Write an equation for a line of best fit for the data in the table below.
Sandwich Total Fat Total Cals.
Hamburger 9 260
Cheeseburger 13 320
Quarter Pounder 21 420
Quarter w/cheese 30 530
To find the equation for the line of best fit, you can use linear regression. This statistical technique calculates the equation of a straight line that best fits the given data points.
First, let's assign the variables:
- x represents the Total Fat
- y represents the Total Calories
Now, we need to calculate the slope (m) and the y-intercept (b) using the linear regression equation:
m = (n∑xy - ∑x∑y) / (n∑x² - (∑x)²)
b = (∑y - m∑x) / n
Where:
- n is the number of data points.
- ∑xy is the sum of the product of x and y values.
- ∑x is the sum of the x values.
- ∑y is the sum of the y values.
- ∑x² is the sum of the squared x values.

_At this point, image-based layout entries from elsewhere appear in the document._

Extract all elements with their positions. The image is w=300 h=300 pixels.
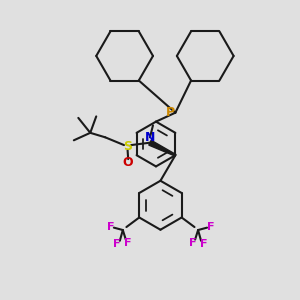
Text: F: F bbox=[113, 239, 121, 249]
Text: F: F bbox=[189, 238, 196, 248]
Text: F: F bbox=[207, 222, 214, 232]
Polygon shape bbox=[149, 140, 176, 156]
Text: S: S bbox=[123, 140, 132, 153]
Text: N: N bbox=[145, 131, 155, 144]
Text: F: F bbox=[124, 238, 132, 248]
Text: F: F bbox=[106, 222, 114, 232]
Text: F: F bbox=[200, 239, 208, 249]
Text: O: O bbox=[122, 156, 133, 169]
Text: P: P bbox=[165, 106, 175, 119]
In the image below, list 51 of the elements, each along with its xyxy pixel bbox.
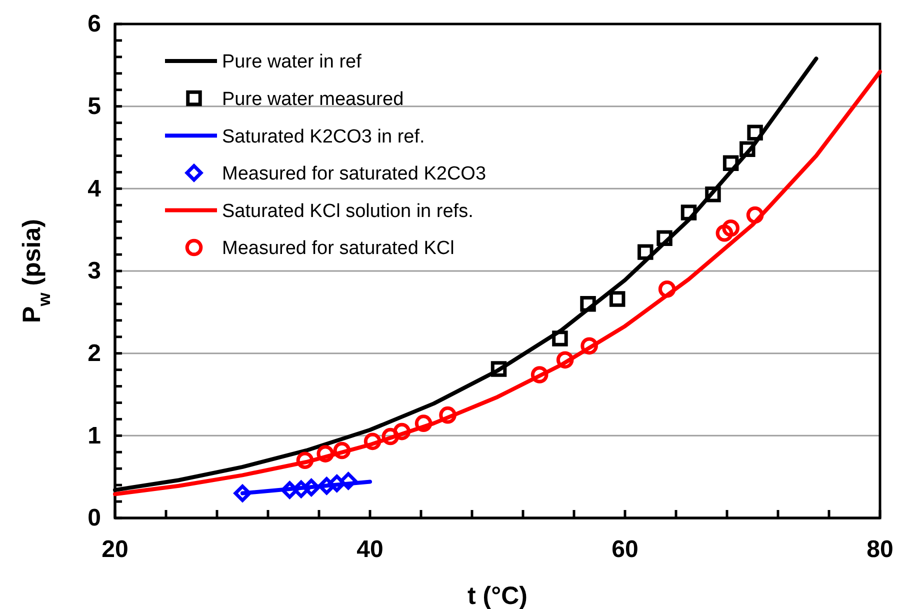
point	[316, 445, 334, 462]
x-tick-label: 60	[612, 536, 638, 564]
point	[680, 204, 697, 220]
point	[722, 220, 740, 237]
point	[364, 432, 382, 450]
point	[580, 296, 596, 312]
y-tick-label: 2	[88, 340, 101, 368]
point	[722, 155, 739, 172]
point	[658, 280, 676, 298]
y-tick-label: 4	[88, 175, 102, 202]
y-tick-label: 0	[88, 504, 101, 532]
point	[393, 422, 411, 440]
y-tick-label: 3	[88, 258, 101, 285]
point	[414, 414, 432, 432]
y-tick-label: 5	[88, 93, 101, 120]
legend-label: Measured for saturated KCl	[222, 238, 454, 260]
point	[302, 478, 320, 496]
legend-label: Pure water in ref	[222, 52, 362, 73]
x-tick-label: 40	[356, 536, 384, 564]
legend-label: Saturated KCl solution in refs.	[222, 200, 474, 222]
point	[716, 224, 734, 242]
y-tick-label: 6	[88, 10, 101, 38]
point	[638, 244, 654, 260]
x-tick-label: 80	[866, 536, 894, 564]
point	[530, 366, 548, 384]
point	[747, 124, 763, 141]
point	[609, 291, 626, 307]
point	[656, 230, 672, 246]
point	[328, 474, 346, 492]
point	[340, 472, 358, 490]
point	[490, 361, 507, 377]
legend-label: Measured for saturated K2CO3	[222, 164, 486, 185]
point	[556, 351, 574, 369]
point	[746, 206, 764, 224]
point	[740, 141, 756, 158]
point	[318, 477, 336, 495]
point	[382, 428, 400, 446]
point	[580, 337, 598, 355]
legend-label: Pure water measured	[222, 88, 404, 110]
y-tick-label: 1	[88, 422, 101, 450]
legend-label: Saturated K2CO3 in ref.	[222, 126, 425, 148]
x-axis-title: t (°C)	[468, 582, 528, 609]
point	[234, 484, 252, 502]
point	[705, 186, 721, 202]
point	[552, 330, 568, 346]
point	[439, 406, 456, 424]
point	[292, 480, 310, 498]
point	[280, 481, 298, 499]
x-tick-label: 20	[102, 536, 128, 564]
point	[296, 452, 314, 470]
point	[333, 442, 351, 460]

Now, let's calculate the values needed for the equation:
n = 4 (since there are four data points)
∑xy = (9 * 260) + (13 * 320) + (21 * 420) + (30 * 530) = 43,470
∑x = 9 + 13 + 21 + 30 = 73
∑y = 260 + 320 + 420 + 530 = 1,530
∑x² = (9²) + (13²) + (21²) + (30²) = 1,651
Using these values, we can calculate the slope (m) and the y-intercept (b):
m = (4 * 43,470 - 73 * 1,530) / (4 * 1,651 - 73²) = 238.2 / 254 = 0.937007874
b = (1,530 - 0.937007874 * 73) / 4 = 1,530 - 68.32283465 / 4 = 1,461.674466 / 4 = 365.4186165
Therefore, the equation for the line of best fit is:
y = 0.937007874x + 365.4186165
In this equation, x represents the Total Fat, and y represents the Total Calories.